We have heard bureaucrats and policymakers blame each other for the malaise. Most recently, much of the blame has rested on the shoulders of the Anti-Corruption Commission and the Public Procurement Act. It is better to get real rather than play the blame game. Let us look at the facts. Only once in the last twenty years was the ADP fully utilized – 100% in FY00. Every year since then, the shortfall in utilization has been in excess of 15%. True, resource mobilization has always been a challenge in this country where taxpayers or so few relative to the income earning population. But that is hardly the problem when one looks at the fact that budget deficits have remained steady at 3.0-4.0 per cent of GDP and its financing has also been pretty much under control, with prudent levels of domestic and foreign financing.
Then where lies the problem. It lies in what might be aptly described as “incremental budgeting”. Planned expenditures in any year must be greater than that of the previous year. As such one can see that every year since FY2000, ADP size has been increasing by at least 10% every year despite the fact that the previous year’s ADP was grossly under-utilized. Perhaps there is some political weight attached to the size of ADP. And the principle that is being adhered to runs something like this: the political cost of planning too little is much more than planning too much. Hence the practice takes a life of its own. What is surprising is that even a non-political government like the caretaker government could not be immune to such over-planning of expenditures. In FY07, only 65% of the 260 billion Taka ADP or Taka 172 billion was actually spent. Yet the FY08 ADP was estimated at Taka 265 billion – a whopping 54% higher than actual spending in the previous year. At the close of FY08, only 70% or Taka 184 billion was actually spent, that is, only 7% more than actual ADP spending of the previous year.

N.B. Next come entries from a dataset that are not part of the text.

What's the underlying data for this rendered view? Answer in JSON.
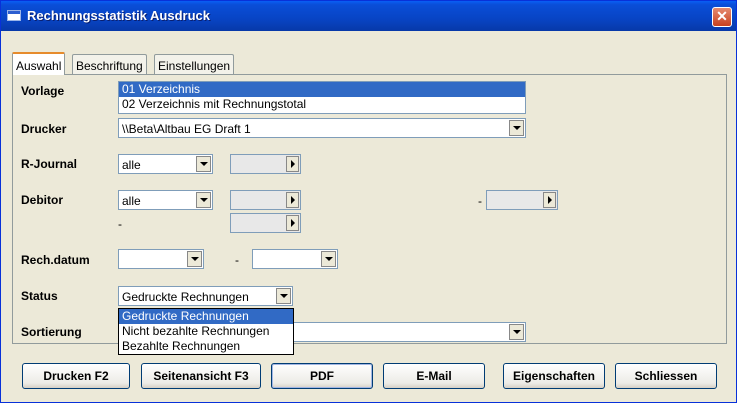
{
  "window": {
    "title": "Rechnungsstatistik Ausdruck",
    "close_label": "✕"
  },
  "tabs": [
    "Auswahl",
    "Beschriftung",
    "Einstellungen"
  ],
  "form": {
    "vorlage": {
      "label": "Vorlage",
      "items": [
        "01 Verzeichnis",
        "02 Verzeichnis mit Rechnungstotal"
      ],
      "selected_index": 0
    },
    "drucker": {
      "label": "Drucker",
      "value": "\\\\Beta\\Altbau EG Draft 1"
    },
    "rjournal": {
      "label": "R-Journal",
      "value": "alle"
    },
    "debitor": {
      "label": "Debitor",
      "value": "alle",
      "range_dash": "-",
      "below_dash": "-"
    },
    "rechdatum": {
      "label": "Rech.datum",
      "dash": "-"
    },
    "status": {
      "label": "Status",
      "value": "Gedruckte Rechnungen",
      "options": [
        "Gedruckte Rechnungen",
        "Nicht bezahlte Rechnungen",
        "Bezahlte Rechnungen"
      ],
      "highlighted_index": 0
    },
    "sortierung": {
      "label": "Sortierung"
    }
  },
  "buttons": {
    "drucken": "Drucken F2",
    "seitenansicht": "Seitenansicht F3",
    "pdf": "PDF",
    "email": "E-Mail",
    "eigenschaften": "Eigenschaften",
    "schliessen": "Schliessen"
  }
}
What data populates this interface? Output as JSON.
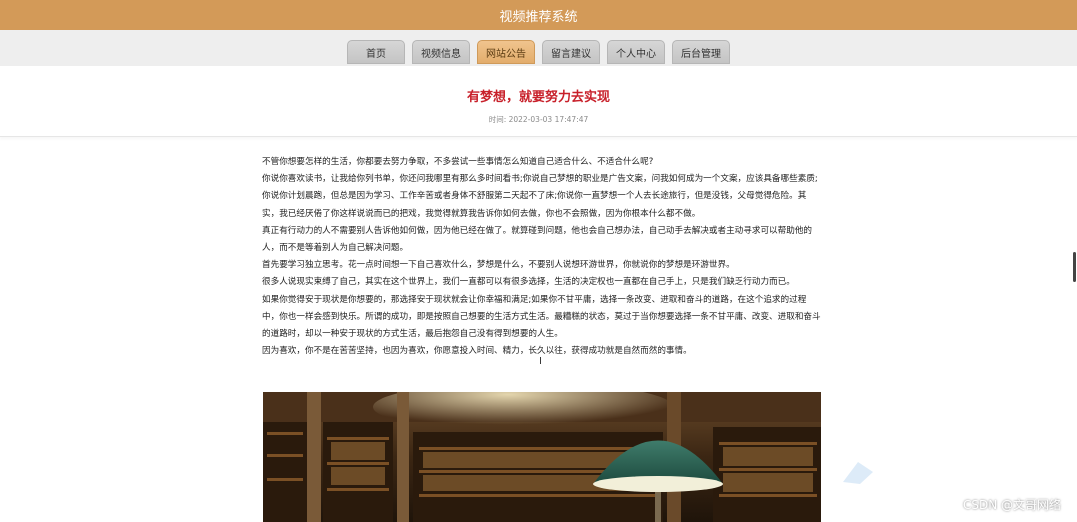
{
  "app": {
    "title": "视频推荐系统"
  },
  "nav": {
    "items": [
      {
        "label": "首页",
        "active": false
      },
      {
        "label": "视频信息",
        "active": false
      },
      {
        "label": "网站公告",
        "active": true
      },
      {
        "label": "留言建议",
        "active": false
      },
      {
        "label": "个人中心",
        "active": false
      },
      {
        "label": "后台管理",
        "active": false
      }
    ]
  },
  "article": {
    "title": "有梦想，就要努力去实现",
    "meta": "时间: 2022-03-03 17:47:47",
    "paragraphs": [
      "不管你想要怎样的生活，你都要去努力争取，不多尝试一些事情怎么知道自己适合什么、不适合什么呢?",
      "你说你喜欢读书，让我给你列书单，你还问我哪里有那么多时间看书;你说自己梦想的职业是广告文案，问我如何成为一个文案，应该具备哪些素质;你说你计划晨跑，但总是因为学习、工作辛苦或者身体不舒服第二天起不了床;你说你一直梦想一个人去长途旅行，但是没钱，父母觉得危险。其实，我已经厌倦了你这样说说而已的把戏，我觉得就算我告诉你如何去做，你也不会照做，因为你根本什么都不做。",
      "真正有行动力的人不需要别人告诉他如何做，因为他已经在做了。就算碰到问题，他也会自己想办法，自己动手去解决或者主动寻求可以帮助他的人，而不是等着别人为自己解决问题。",
      "首先要学习独立思考。花一点时间想一下自己喜欢什么，梦想是什么，不要别人说想环游世界，你就说你的梦想是环游世界。",
      "很多人说现实束缚了自己，其实在这个世界上，我们一直都可以有很多选择，生活的决定权也一直都在自己手上，只是我们缺乏行动力而已。",
      "如果你觉得安于现状是你想要的，那选择安于现状就会让你幸福和满足;如果你不甘平庸，选择一条改变、进取和奋斗的道路，在这个追求的过程中，你也一样会感到快乐。所谓的成功，即是按照自己想要的生活方式生活。最糟糕的状态，莫过于当你想要选择一条不甘平庸、改变、进取和奋斗的道路时，却以一种安于现状的方式生活，最后抱怨自己没有得到想要的人生。",
      "因为喜欢，你不是在苦苦坚持，也因为喜欢，你愿意投入时间、精力，长久以往，获得成功就是自然而然的事情。"
    ]
  },
  "watermark": "CSDN @文哥网络",
  "colors": {
    "topbar": "#d39a58",
    "title_red": "#c8202a",
    "active_tab": "#e3ad6c"
  }
}
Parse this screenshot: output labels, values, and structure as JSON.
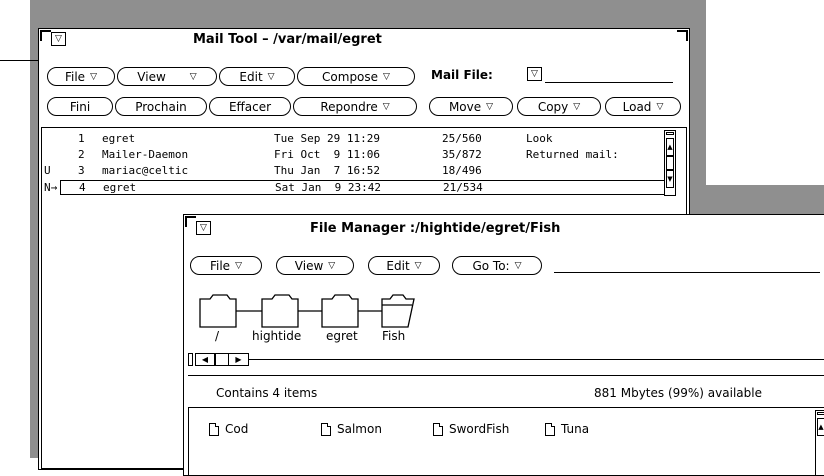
{
  "mail_tool": {
    "title": "Mail Tool – /var/mail/egret",
    "menu_glyph": "▽",
    "buttons_row1": [
      {
        "label": "File",
        "menu": true
      },
      {
        "label": "View",
        "menu": true
      },
      {
        "label": "Edit",
        "menu": true
      },
      {
        "label": "Compose",
        "menu": true
      }
    ],
    "mail_file_label": "Mail File:",
    "mail_file_value": "",
    "buttons_row2": [
      {
        "label": "Fini",
        "menu": false
      },
      {
        "label": "Prochain",
        "menu": false
      },
      {
        "label": "Effacer",
        "menu": false
      },
      {
        "label": "Repondre",
        "menu": true
      },
      {
        "label": "Move",
        "menu": true
      },
      {
        "label": "Copy",
        "menu": true
      },
      {
        "label": "Load",
        "menu": true
      }
    ],
    "messages": [
      {
        "flag": "",
        "num": "1",
        "from": "egret",
        "date": "Tue Sep 29 11:29",
        "size": "25/560",
        "subject": "Look"
      },
      {
        "flag": "",
        "num": "2",
        "from": "Mailer-Daemon",
        "date": "Fri Oct  9 11:06",
        "size": "35/872",
        "subject": "Returned mail:"
      },
      {
        "flag": "U",
        "num": "3",
        "from": "mariac@celtic",
        "date": "Thu Jan  7 16:52",
        "size": "18/496",
        "subject": ""
      },
      {
        "flag": "N→",
        "num": "4",
        "from": "egret",
        "date": "Sat Jan  9 23:42",
        "size": "21/534",
        "subject": ""
      }
    ]
  },
  "file_manager": {
    "title": "File Manager :/hightide/egret/Fish",
    "menu_glyph": "▽",
    "buttons": [
      {
        "label": "File",
        "menu": true
      },
      {
        "label": "View",
        "menu": true
      },
      {
        "label": "Edit",
        "menu": true
      },
      {
        "label": "Go To:",
        "menu": true
      }
    ],
    "goto_value": "",
    "path": [
      "/",
      "hightide",
      "egret",
      "Fish"
    ],
    "status_left": "Contains 4 items",
    "status_right": "881 Mbytes (99%) available",
    "files": [
      "Cod",
      "Salmon",
      "SwordFish",
      "Tuna"
    ]
  }
}
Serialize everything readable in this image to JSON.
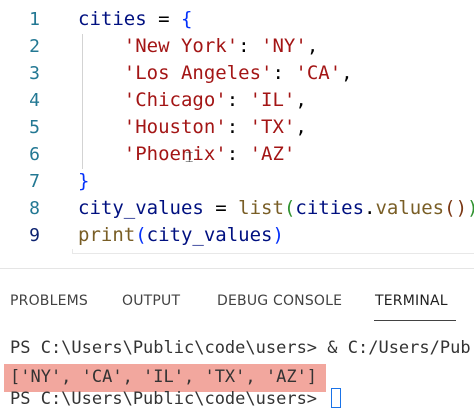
{
  "editor": {
    "lines": [
      {
        "num": "1",
        "tokens": [
          [
            "var",
            "cities"
          ],
          [
            "op",
            " = "
          ],
          [
            "brace",
            "{"
          ]
        ]
      },
      {
        "num": "2",
        "tokens": [
          [
            "op",
            "    "
          ],
          [
            "str",
            "'New York'"
          ],
          [
            "op",
            ": "
          ],
          [
            "str",
            "'NY'"
          ],
          [
            "op",
            ","
          ]
        ]
      },
      {
        "num": "3",
        "tokens": [
          [
            "op",
            "    "
          ],
          [
            "str",
            "'Los Angeles'"
          ],
          [
            "op",
            ": "
          ],
          [
            "str",
            "'CA'"
          ],
          [
            "op",
            ","
          ]
        ]
      },
      {
        "num": "4",
        "tokens": [
          [
            "op",
            "    "
          ],
          [
            "str",
            "'Chicago'"
          ],
          [
            "op",
            ": "
          ],
          [
            "str",
            "'IL'"
          ],
          [
            "op",
            ","
          ]
        ]
      },
      {
        "num": "5",
        "tokens": [
          [
            "op",
            "    "
          ],
          [
            "str",
            "'Houston'"
          ],
          [
            "op",
            ": "
          ],
          [
            "str",
            "'TX'"
          ],
          [
            "op",
            ","
          ]
        ]
      },
      {
        "num": "6",
        "tokens": [
          [
            "op",
            "    "
          ],
          [
            "str",
            "'Phoenix'"
          ],
          [
            "op",
            ": "
          ],
          [
            "str",
            "'AZ'"
          ]
        ]
      },
      {
        "num": "7",
        "tokens": [
          [
            "brace",
            "}"
          ]
        ]
      },
      {
        "num": "8",
        "tokens": [
          [
            "var",
            "city_values"
          ],
          [
            "op",
            " = "
          ],
          [
            "fn",
            "list"
          ],
          [
            "paren2",
            "("
          ],
          [
            "var",
            "cities"
          ],
          [
            "op",
            "."
          ],
          [
            "fn",
            "values"
          ],
          [
            "paren3",
            "("
          ],
          [
            "paren3",
            ")"
          ],
          [
            "paren2",
            ")"
          ]
        ]
      },
      {
        "num": "9",
        "tokens": [
          [
            "fn",
            "print"
          ],
          [
            "paren1",
            "("
          ],
          [
            "var",
            "city_values"
          ],
          [
            "paren1",
            ")"
          ]
        ]
      }
    ],
    "active_line": "9"
  },
  "panel": {
    "tabs": [
      {
        "label": "PROBLEMS"
      },
      {
        "label": "OUTPUT"
      },
      {
        "label": "DEBUG CONSOLE"
      },
      {
        "label": "TERMINAL",
        "active": true
      }
    ],
    "terminal": {
      "line1": "PS C:\\Users\\Public\\code\\users> & C:/Users/Pub",
      "line2": "['NY', 'CA', 'IL', 'TX', 'AZ']",
      "line3": "PS C:\\Users\\Public\\code\\users> "
    }
  },
  "colors": {
    "line_number": "#237893",
    "string": "#a31515",
    "variable": "#001080",
    "function": "#795e26",
    "highlight": "#f2a79e"
  }
}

In keeping with tradition, current year’s ADP has been planned at 55% above the actual ADP spending (Taka 196 billion) of last year (Fig.2). Now this cannot be realistic, even with 16% of ADP spent in the first four months of the current fiscal year. With government machinery what it is, for all the verbal whiplashing that might be forthcoming, it will not be too far-fetched to guess at the predictable outcome of gross underutilization. At this speed, and with all the traditional shenanigans displayed in the last quarter of each year to pad accounts of public spending, one can predict with confidence that no more than 75% of ADP will get spent by year end.
The irony is that, if the tradition of “incremental budgeting” continues, increments based on planned rather than actual ADP spending, the yawning gap between planned and actual ADP will persist to the point of becoming irrational. Instead, it is time to make a break with the past and plan a size of ADP next year that is “incremental” but related to actual ADP utilization. That will be more realistic than the dream ADP that is given to the public year in and year out.